Trois personnages principaux se partagent le travail pour conduire l’histoire à son terme : «Il y a Ahwawi, le chanteur. En kabyle, Ahwawi, c’est le j’men foutiste. Zar, tu regardes en kabyle, est l’étudiant, le chercheur, le génie. Son rêve est de révolutionner les énergies vertes. L’environnement est son dada. Zof, le berger attaché à sa lopin, pour rien au monde ne voudrait quitter sa terre natale». Tous les éléments de la dramaturgie sont réunis : un chanteur, un scientifique, un politique. Car il ne faut pas se tromper. Quand on est né en Kabylie, l’aimer, le dire, c’est déjà faire de la politique. Karim Akouche aurait pu militer dans un parti. La première fois que je l’ai vu, c’était le 7 avril de cette année quand Ferhat Mehenni avait fait son discours devant des Kabyles qui l’avaient applaudi. J’ai remarqué Karim Akouche, en haut de l’amphithéâtre, près de la porte de sortie, appuyé contre un pilier, les bras croisés. Il écoutait attentivement mais semblait réserver son opinion.
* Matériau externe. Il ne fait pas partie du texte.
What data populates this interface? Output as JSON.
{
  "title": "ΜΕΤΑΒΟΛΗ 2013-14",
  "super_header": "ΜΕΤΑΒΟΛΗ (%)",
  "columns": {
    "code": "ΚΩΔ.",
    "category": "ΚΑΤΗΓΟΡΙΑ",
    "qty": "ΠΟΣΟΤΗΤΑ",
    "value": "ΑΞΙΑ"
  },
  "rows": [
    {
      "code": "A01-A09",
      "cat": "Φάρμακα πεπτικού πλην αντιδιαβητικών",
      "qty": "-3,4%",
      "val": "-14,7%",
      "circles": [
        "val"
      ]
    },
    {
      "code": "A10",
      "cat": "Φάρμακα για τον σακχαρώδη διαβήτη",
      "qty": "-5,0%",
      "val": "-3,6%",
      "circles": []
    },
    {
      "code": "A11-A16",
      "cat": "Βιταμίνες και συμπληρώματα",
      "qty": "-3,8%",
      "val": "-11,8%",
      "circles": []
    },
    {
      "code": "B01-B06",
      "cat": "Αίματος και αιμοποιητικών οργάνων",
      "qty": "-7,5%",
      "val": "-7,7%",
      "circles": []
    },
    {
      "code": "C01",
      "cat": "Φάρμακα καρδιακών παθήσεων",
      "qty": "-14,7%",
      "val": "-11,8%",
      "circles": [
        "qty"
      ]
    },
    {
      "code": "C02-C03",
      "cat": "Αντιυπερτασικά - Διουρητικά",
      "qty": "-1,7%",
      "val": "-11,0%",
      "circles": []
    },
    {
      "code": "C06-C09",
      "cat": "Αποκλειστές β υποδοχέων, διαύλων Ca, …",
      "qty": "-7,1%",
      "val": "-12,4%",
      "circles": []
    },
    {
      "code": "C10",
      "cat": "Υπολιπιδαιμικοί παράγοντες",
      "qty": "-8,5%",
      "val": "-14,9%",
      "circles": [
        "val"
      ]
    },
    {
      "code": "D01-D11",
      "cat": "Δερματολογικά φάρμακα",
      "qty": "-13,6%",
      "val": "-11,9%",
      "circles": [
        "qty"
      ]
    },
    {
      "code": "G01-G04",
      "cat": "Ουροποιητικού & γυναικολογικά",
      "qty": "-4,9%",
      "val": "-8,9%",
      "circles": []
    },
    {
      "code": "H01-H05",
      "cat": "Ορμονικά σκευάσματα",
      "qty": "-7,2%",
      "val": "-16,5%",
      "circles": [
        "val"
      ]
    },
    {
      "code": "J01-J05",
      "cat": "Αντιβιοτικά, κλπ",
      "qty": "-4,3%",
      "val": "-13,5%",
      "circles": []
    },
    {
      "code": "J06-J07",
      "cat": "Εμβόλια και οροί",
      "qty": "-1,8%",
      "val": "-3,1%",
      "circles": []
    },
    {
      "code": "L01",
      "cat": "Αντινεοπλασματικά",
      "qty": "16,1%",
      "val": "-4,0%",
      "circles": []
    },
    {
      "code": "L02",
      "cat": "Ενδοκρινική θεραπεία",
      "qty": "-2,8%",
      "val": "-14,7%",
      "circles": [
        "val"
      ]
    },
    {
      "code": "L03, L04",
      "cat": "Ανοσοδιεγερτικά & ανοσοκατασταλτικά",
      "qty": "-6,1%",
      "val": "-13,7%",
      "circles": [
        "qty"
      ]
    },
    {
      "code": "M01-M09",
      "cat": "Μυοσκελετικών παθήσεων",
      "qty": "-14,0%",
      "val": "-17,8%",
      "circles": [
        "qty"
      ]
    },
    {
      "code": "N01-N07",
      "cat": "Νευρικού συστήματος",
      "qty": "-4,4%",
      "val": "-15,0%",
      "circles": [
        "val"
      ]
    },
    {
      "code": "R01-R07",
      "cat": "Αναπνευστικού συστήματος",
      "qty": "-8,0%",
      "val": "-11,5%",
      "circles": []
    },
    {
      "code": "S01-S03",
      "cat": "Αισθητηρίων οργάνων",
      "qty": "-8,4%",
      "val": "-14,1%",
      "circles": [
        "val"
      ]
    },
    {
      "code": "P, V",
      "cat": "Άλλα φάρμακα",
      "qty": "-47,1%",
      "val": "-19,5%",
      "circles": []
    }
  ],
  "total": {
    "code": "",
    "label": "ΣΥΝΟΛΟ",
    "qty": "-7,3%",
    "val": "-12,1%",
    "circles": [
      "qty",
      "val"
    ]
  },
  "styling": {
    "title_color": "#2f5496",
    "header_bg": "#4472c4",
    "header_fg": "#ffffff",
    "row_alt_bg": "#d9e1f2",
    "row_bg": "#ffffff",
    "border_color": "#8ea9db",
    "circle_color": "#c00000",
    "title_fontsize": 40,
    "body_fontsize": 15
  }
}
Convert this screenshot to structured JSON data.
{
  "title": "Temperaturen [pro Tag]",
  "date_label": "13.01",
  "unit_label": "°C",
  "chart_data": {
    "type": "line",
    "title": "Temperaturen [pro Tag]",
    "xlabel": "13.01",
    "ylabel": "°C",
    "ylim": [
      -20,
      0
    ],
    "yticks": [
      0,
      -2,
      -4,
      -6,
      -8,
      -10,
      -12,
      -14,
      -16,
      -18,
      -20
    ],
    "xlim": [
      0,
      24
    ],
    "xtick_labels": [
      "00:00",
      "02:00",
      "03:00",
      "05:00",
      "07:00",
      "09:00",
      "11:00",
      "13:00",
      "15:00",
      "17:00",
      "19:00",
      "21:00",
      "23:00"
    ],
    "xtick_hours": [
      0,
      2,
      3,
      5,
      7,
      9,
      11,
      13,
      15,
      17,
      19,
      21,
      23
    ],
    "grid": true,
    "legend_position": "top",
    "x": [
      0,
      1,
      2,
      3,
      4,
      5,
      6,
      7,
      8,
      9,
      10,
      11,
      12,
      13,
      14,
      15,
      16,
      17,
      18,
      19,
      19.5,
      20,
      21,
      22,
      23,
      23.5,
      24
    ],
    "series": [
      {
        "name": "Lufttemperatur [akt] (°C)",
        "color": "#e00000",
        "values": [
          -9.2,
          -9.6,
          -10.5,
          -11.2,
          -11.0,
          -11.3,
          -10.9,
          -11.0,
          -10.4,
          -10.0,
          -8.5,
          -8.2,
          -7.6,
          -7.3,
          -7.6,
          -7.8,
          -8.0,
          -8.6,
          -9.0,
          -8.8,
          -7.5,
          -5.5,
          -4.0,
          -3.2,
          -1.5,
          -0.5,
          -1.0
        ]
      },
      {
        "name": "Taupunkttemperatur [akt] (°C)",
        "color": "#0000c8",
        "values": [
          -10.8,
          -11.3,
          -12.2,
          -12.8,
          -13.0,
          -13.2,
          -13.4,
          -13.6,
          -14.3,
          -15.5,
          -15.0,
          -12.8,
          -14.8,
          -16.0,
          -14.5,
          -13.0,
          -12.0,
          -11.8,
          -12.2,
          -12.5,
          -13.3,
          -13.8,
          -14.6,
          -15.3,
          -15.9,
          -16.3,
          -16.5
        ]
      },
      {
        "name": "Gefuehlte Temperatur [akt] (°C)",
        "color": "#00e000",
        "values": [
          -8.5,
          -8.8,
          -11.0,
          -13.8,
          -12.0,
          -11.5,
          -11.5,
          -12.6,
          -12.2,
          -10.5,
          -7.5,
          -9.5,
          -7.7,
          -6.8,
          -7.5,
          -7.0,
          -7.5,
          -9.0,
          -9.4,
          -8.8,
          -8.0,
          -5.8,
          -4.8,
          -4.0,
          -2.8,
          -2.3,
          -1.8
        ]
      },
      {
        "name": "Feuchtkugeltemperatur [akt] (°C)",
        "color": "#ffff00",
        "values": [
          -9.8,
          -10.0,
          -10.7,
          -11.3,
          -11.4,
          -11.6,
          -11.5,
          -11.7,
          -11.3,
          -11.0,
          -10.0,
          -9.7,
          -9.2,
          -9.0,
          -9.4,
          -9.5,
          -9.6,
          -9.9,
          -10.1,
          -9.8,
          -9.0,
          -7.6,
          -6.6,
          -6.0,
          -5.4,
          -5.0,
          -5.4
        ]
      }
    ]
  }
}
Quand on manie la plume comme l’épée, quand on frappe de taille et d’estoc, quand on est lu par son peuple, on est un parti à soi tout seul.
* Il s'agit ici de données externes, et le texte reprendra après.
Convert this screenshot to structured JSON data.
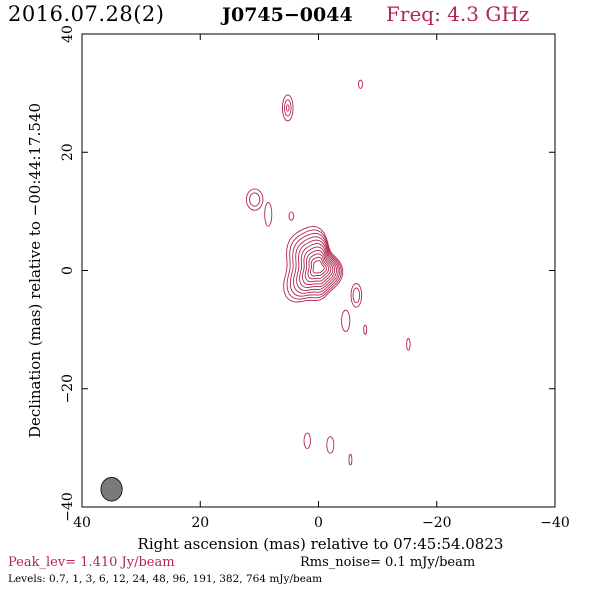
{
  "header": {
    "date": "2016.07.28(2)",
    "source": "J0745−0044",
    "freq": "Freq: 4.3 GHz"
  },
  "colors": {
    "contour": "#b0274f",
    "axes": "#000000",
    "beam_fill": "#7a7a7a"
  },
  "chart_data": {
    "type": "contour",
    "xlabel": "Right ascension (mas) relative to 07:45:54.0823",
    "ylabel": "Declination (mas) relative to −00:44:17.540",
    "xlim": [
      40,
      -40
    ],
    "ylim": [
      -40,
      40
    ],
    "xticks": [
      40,
      20,
      0,
      -20,
      -40
    ],
    "xtick_labels": [
      "40",
      "20",
      "0",
      "−20",
      "−40"
    ],
    "yticks": [
      -40,
      -20,
      0,
      20,
      40
    ],
    "ytick_labels": [
      "−40",
      "−20",
      "0",
      "20",
      "40"
    ],
    "levels_mJy": [
      0.7,
      1,
      3,
      6,
      12,
      24,
      48,
      96,
      191,
      382,
      764
    ],
    "beam": {
      "x": 35,
      "y": -37,
      "major": 4,
      "minor": 1.8,
      "pa": 0
    },
    "core": {
      "x": 0,
      "y": 0.5
    },
    "features": [
      {
        "x": 5.2,
        "y": 27.5,
        "rx": 0.9,
        "ry": 2.2,
        "n": 3
      },
      {
        "x": -7.1,
        "y": 31.5,
        "rx": 0.35,
        "ry": 0.7,
        "n": 1
      },
      {
        "x": 10.8,
        "y": 12.0,
        "rx": 1.4,
        "ry": 1.8,
        "n": 2
      },
      {
        "x": 8.5,
        "y": 9.5,
        "rx": 0.6,
        "ry": 2.0,
        "n": 1
      },
      {
        "x": 4.6,
        "y": 9.2,
        "rx": 0.4,
        "ry": 0.7,
        "n": 1
      },
      {
        "x": -6.4,
        "y": -4.2,
        "rx": 0.9,
        "ry": 2.0,
        "n": 2
      },
      {
        "x": -4.6,
        "y": -8.5,
        "rx": 0.7,
        "ry": 1.8,
        "n": 1
      },
      {
        "x": -7.9,
        "y": -10.0,
        "rx": 0.25,
        "ry": 0.8,
        "n": 1
      },
      {
        "x": -15.2,
        "y": -12.5,
        "rx": 0.3,
        "ry": 1.0,
        "n": 1
      },
      {
        "x": 1.9,
        "y": -28.8,
        "rx": 0.55,
        "ry": 1.3,
        "n": 1
      },
      {
        "x": -2.0,
        "y": -29.5,
        "rx": 0.6,
        "ry": 1.4,
        "n": 1
      },
      {
        "x": -5.4,
        "y": -32.0,
        "rx": 0.25,
        "ry": 0.9,
        "n": 1
      }
    ]
  },
  "footer": {
    "peak": "Peak_lev=  1.410 Jy/beam",
    "rms": "Rms_noise=  0.1 mJy/beam",
    "levels": "Levels: 0.7,   1,   3,   6,  12,  24,  48,  96, 191, 382, 764 mJy/beam"
  }
}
Non récupérable, Karim Akouche n’en a pas moins la tête sur les épaules et des idées plein dedans. Dans le documentaire de RDI, « Mon Algérie et la votre», programmé à l’occasion du cinquantième anniversaire de l’indépendance du pays, il tire la sonnette d’alarme sur la situation faite à sa patrie. J’écris patrie en parlant de Bougie, Bédjaia, ou Vgayet comme je pourrais l’écrire de Tlemcen, Tilimssane ou Pomaria ou d’Annaba, Oran ou Ghardaïa. L’Algérie est ainsi faite de petites républiques qui remontent au temps des Romains, qui réclament chacune qu’on les reconnaisse pour ce qu’elles sont : le pays où l’on est né et d’où l’on est. Dans un pays où le régionalisme est un porte-drapeau et un étendard à la fois, le territoire est un marqueur très fort et nulle honte que l’on porte un amour excessif à son coin de pays.

Touche à tout, ici et partout, Karim Akouche parle de ces «enfants perdus» qu’il brandit comme un signe de ralliement : « Nous Berbères, nous nous disons «hommes libres». C’était vrai avant, ce ne l’est plus maintenant». Si jeune et déjà désespéré. Mais, déjà, une mèche rebelle relevé, il se redresse, déjà sur le pont, reprenant en main son équipage. Les naufrageurs peuvent se curer les dents, Karim Akouche, sait les chemins marins et les courants porteurs. Pas question que son bateau à lui se fracasse contre les rochers et que la mer le drosse à la côte.

J’oubliais de vous dire. C’est ce jeune homme bien sous tous rapports qui a écrit, en français, une pièce de théâtre qui a fait courir la communauté et la société d’accueil comme on dit. C’est lui aussi qui vient de lancer une maison d’édition, Nord-Sud.

Intarissable, Karim Akouche s’explique : « C’est un chant puissant, qui vise à rompre avec les civilisations artificielles, l’Occident qui s’accapare tout, oublieux de notre apport, nous Berbères, à la civilisation universelle. Je cite, à dessein, L’âne d’or d’Apulée de Madaure, aujourd’hui M’daourouch, non loin de Souk Ahras. Souk Ahras, l’ancienne Thagaste, où est né justement Saint-Augustin, un Berbère, évêque d’Hippone – Annaba- à temps plein et phare universel pour une civilisation en perdition. Ne prenez surtout pas Karim Akouche pour un berbériste. S’il l’était cependant, il aurait ses raisons.